BEN Hollingworth was 22 years old, a handsome lad with an engaging grin, a country boy, a gamekeeper on Lord Peel's estate in Swaledale. One day he drove his Land Rover up onto the moors and shot himself.

There'd been no warning, no clue, nothing to indicate his state of mind.

That was six years ago. And ever since, his mother Kathleen has been trying to make sense of it all and has now written a book, "trying to find a way through the pain and a meaning to life again."

She knows she's lucky - she has two other fine sons, Adam and Thomas, a smashing husband, Dave, and a home high up in Arkengarthdale which on a sunny day in early summer is as close to heaven as you can get.

"But for the first two years many times I felt I was on the verge of madness," she says. "If I didn't hold on tightly, I felt I would go screaming over the edge into a bottomless black hole."

Her family - all struggling too with the same burden of grief - kept her going and her "wonderful friends" who listened to her outpourings. She went straight back to her job as secretary at Arkengarthdale School - which is where Ben and his brothers had gone.

And she looked for Ben.

"I walked miles over the moors looking for him... I even went beating for the shoot - something I'd never done before - because I thought that was Ben's world and I would find him there."

Dave had dug his son's grave in St Mary's churchyard. Tom and his friend John Sunter built a stone man at Lemon Gill, the spot where Ben died. Adam planted a circle of daffodils around it. "An oasis of colour and hope in the wildness of the moor," says his mum. And Kathleen wrote...

"I was trying to make sense of something senseless, trying to put it in order."

In fact, the inquest into Ben's death recorded an open verdict rather than suicide, but Kathleen is neither convinced nor comforted. "He was a gamekeeper. Guns were his everyday tool. He knew what he was doing."

At first Kathleen's words tumbled onto the page, raw with grief, "incoherent scribblings". So when she saw a creative writing course advertised at Wensleydale School, she thought she would try it.

"It was intended, I think, for farmers who'd been affected by foot-and-mouth, a way of helping them cope. But it was just what I needed. The tutor, Allan Tuningley was first class."

Gradually, Kathleen was able to sort her thoughts and her writing into some sort of order. "It helped, it really did."

She attended a second course and the idea of actually putting her writings together into a book came to her.

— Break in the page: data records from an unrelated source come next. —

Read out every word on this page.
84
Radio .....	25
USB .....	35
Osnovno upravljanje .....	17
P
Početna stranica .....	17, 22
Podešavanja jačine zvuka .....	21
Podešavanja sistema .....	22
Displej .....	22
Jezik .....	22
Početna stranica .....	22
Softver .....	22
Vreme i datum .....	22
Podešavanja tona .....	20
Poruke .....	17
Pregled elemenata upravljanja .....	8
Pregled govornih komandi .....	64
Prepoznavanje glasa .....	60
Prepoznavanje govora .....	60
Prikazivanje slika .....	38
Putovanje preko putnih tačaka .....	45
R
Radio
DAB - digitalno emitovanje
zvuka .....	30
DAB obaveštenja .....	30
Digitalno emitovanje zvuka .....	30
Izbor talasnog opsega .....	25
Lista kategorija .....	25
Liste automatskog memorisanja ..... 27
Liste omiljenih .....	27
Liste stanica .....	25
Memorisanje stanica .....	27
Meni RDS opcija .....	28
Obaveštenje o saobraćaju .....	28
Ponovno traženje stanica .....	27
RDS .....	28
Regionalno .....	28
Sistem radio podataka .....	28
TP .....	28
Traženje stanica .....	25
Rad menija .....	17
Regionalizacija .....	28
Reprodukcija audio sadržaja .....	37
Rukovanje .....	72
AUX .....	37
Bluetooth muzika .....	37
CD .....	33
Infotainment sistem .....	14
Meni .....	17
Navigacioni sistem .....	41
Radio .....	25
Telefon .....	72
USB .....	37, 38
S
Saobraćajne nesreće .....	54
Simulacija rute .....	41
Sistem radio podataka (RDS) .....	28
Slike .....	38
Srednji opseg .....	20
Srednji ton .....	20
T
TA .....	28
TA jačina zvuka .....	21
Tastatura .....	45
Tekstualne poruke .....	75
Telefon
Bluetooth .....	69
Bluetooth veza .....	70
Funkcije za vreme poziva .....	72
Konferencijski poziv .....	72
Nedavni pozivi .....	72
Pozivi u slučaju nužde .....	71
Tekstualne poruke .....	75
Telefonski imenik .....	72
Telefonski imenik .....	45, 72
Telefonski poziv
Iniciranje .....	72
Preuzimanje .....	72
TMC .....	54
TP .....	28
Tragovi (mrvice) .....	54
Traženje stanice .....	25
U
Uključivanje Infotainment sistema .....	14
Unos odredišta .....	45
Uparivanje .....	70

"I had joined Compassionate Friends, an organisation of parents whose children have died and I'd found it very helpful. Reading from their library and seeing how other parents felt made me realise that what I was going through - that idea of madness - was really absolutely normal. Other people had felt just the same way and, impossible though it seemed, they'd come through it."

The book, a collection of short pieces, contains many of her own poems and writings, from the early bleakness to more recent, calmer reflections. There are also poems by AE Housman, Siegfried Sassoon, C Day Lewis, some wonderful illustrations by Andy Beck that capture perfectly Ben's world, that feeling and freedom of the moors.

There are also desperately poignant family snaps and some down-to-earth reminiscences by Ben's friends. "People tell me I would have my memories to comfort me, but my head was filled with too much pain," says Kathleen. "There was no room for happy memories."

The book was designed by Graham White and published by the Arkengarthdale Millennium Project. And now Kathleen too has come through to some extent. She smiles as her youngest son comes home with a cheerful shout.

"I'm very proud of the way my sons have coped. I couldn't have got through without them and my husband, but they were suffering just as much," she says. "I have a wonderful loving family, a good base of strength and love that helped us all."

Kathleen is calmer now. "We will never know why Ben did it, but I have come to accept that we all have our time to go and that was just Ben's time.

"I will never not grieve. My grief is now part of me, as Ben was and is. But now I can think of the future, think that there might even be one, even look forward to it. Six years ago that seemed impossible.

"If my book helps anyone else, gives them some hope, then that would be a wonderful memorial to Ben."

*A Blond Boy with Buttercups by Kathleen Hollingworth, is published by the Arkengarthdale Millennium Project at £7.95. It is available from Ottakars in Darlington; Castle Hill Books, Richmond; Reeth Post Office; the Hazel Smith Gallery in Reeth and by post tel: 01748 884534. Profits from the sales go to some of Ben Hollingworth's favourite charities - the RSPCA, NSPCC, WSPA and to The Compassionate Friends.